Mai votato per dare i soldi delle bollette dell’acqua alla cultura

L’Assessore al Bilancio dell’IDV continua a nascondere gli utili incamerati dal Comune di Reggio e provenienti dalle bollette dell’acqua, e ci accusa di aver votato per dare parte di questi soldi dall’Istituto musicale Peri. E’ falso, ed è l’apoteosi della scarsa trasparenza del Comune e delle sue spese, altrochè Oscar al Bilancio!

L’Assessore al Bilancio dell’IDV continua a nascondere gli utili incamerati dal Comune di Reggio e provenienti dalle bollette dell’acqua, e ci accusa  sul Carlino di aver votato per dare parte di questi soldi dall’Istituto musicale Peri. E’ falso, ed è l’apoteosi della scarsa trasparenza del Comune e delle sue spese, altrochè Oscar al Bilancio!

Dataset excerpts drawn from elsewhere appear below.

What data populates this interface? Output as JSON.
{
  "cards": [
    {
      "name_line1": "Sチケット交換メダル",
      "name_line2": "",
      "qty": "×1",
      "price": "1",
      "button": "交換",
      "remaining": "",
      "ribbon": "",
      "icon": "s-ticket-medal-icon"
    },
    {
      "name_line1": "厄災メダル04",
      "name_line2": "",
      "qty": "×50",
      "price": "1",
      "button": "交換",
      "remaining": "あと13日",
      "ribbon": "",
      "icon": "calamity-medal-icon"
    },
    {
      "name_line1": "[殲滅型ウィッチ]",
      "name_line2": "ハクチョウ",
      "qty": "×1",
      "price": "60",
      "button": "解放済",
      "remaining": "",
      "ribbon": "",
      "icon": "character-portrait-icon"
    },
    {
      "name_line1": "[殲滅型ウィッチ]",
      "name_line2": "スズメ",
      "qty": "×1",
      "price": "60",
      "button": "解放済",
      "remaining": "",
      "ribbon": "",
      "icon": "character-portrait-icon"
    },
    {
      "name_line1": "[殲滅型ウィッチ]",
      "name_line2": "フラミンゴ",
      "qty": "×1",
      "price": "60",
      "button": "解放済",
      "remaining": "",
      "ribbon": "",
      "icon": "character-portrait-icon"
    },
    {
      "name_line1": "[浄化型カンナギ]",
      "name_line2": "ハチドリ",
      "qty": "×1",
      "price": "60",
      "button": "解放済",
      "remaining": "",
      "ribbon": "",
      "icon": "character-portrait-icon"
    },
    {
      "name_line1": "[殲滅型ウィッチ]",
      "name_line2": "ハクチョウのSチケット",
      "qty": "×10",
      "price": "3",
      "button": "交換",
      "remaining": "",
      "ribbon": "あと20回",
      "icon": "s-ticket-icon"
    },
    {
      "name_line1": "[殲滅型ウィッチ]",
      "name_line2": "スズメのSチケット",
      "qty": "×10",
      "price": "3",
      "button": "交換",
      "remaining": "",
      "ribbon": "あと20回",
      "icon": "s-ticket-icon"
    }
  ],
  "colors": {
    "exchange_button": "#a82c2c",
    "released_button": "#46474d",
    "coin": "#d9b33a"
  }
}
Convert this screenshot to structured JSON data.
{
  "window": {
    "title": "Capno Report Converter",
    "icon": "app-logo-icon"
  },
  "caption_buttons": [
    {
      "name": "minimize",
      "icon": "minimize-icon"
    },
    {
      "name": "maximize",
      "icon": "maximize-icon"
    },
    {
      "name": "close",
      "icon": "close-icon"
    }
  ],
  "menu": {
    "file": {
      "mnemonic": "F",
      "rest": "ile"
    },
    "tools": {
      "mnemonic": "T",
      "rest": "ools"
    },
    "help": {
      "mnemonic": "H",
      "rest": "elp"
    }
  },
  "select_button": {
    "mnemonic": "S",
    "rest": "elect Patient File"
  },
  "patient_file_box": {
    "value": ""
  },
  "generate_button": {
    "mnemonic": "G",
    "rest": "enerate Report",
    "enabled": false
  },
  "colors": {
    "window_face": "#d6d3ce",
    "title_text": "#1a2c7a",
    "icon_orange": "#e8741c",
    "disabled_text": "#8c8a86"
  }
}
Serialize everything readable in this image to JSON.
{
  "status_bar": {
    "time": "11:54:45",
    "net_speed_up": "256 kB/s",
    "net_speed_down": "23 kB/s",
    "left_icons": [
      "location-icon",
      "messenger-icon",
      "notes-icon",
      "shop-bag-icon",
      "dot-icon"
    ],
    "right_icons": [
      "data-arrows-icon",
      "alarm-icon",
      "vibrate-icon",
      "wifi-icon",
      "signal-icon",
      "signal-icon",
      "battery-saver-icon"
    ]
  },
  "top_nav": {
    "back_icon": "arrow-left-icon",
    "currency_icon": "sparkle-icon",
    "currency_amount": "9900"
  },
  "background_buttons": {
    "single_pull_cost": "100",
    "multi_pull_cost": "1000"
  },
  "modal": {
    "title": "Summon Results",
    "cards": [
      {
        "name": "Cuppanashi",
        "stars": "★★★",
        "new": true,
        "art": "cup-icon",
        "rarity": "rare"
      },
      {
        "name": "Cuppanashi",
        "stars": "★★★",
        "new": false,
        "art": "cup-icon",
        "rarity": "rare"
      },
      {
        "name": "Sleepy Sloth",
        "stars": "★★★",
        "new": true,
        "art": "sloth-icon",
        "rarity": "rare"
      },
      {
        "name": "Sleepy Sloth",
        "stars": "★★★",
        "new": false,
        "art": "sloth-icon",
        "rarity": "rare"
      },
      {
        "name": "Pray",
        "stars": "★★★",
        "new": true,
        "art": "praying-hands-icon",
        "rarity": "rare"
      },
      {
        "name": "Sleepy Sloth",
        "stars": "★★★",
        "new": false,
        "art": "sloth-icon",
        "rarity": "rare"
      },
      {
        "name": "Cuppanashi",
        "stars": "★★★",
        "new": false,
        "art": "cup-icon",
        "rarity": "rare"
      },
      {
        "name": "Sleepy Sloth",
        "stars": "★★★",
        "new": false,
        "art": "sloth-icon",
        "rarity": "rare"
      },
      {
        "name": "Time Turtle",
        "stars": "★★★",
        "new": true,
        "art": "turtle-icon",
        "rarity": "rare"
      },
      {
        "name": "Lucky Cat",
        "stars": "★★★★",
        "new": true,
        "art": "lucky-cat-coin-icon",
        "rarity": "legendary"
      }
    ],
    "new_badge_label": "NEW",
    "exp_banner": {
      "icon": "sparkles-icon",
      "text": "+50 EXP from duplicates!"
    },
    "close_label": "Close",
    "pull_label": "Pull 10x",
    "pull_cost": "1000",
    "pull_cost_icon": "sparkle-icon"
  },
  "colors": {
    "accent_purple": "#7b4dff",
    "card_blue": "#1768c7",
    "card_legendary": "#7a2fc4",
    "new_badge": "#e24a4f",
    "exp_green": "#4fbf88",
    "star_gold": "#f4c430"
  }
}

Quanto dichiarato dall’Assessore al Bilancio e Vicesindaco, FIlomena De Sciscio, sul fatto che noi abbiamo votato per dare i soldi delle bollette dell’acqua all’Istituto Peri, è semplicemente falso. Perchè ciò non è possibile: se è stata un’elargizione liberale di Agac Infrastrutture, non si decide in Consiglio Comunale ma nell’Assemblea dei Soci, composta dai Sindaci della provincia. Ricordiamo che tra questi Sindaci c’è anche Delrio, che la De Sciscio conosce bene, in quanto è il suo vice. O forse il vero vice di Delrio si chiama Mauro Bonaretti, Direttore Generale del Comune ed amministratore unico di Agac Infrastrutture? Quanto destinato al Peri rimane comunque una briciola rispetto ai milioni di euro che vengono incamerati periodicamente, specie dal Comune di Reggio, come utili di Agac Infrastrutture.
 E quei soldi li incamera la De Sciscio come Assessore al Bilancio. Ovviamente siamo sempre stati a favore del sostegno finanziario all’Istituto Peri, votando tutte le mozioni a tal proposito. Che tale sostegno debba avvenire lucrando sulle bollette dell’acqua dei cittadini è una scelta di altri, che qualifica l’azione poco trasparente dell’Amministrazione Comunale. Provino i cittadini a guardare nelle loro bollette dell’acqua e vedere se ci sono queste voci, non troveranno nulla.
 I proventi di Agac Infrastrutture sull’affitto delle reti non sono una disponibilità a discrezione dei Sindaci, ma un bene da destinare alla manutenzione e agli investimenti sulle reti. Non ci si può inventare dei contenimenti alle bollette quando sono proprio i Comuni a pesare in maniera determinante con queste scelte, spartendosi i soldi destinati al ciclo dell’acqua allegramente.  Si ricordi la De Sciscio che se mancano il soldi per il Peri è anche perchè il Comune e lo Stato stanziano 200.000 euro per pubblicizzare la stazione della TAV.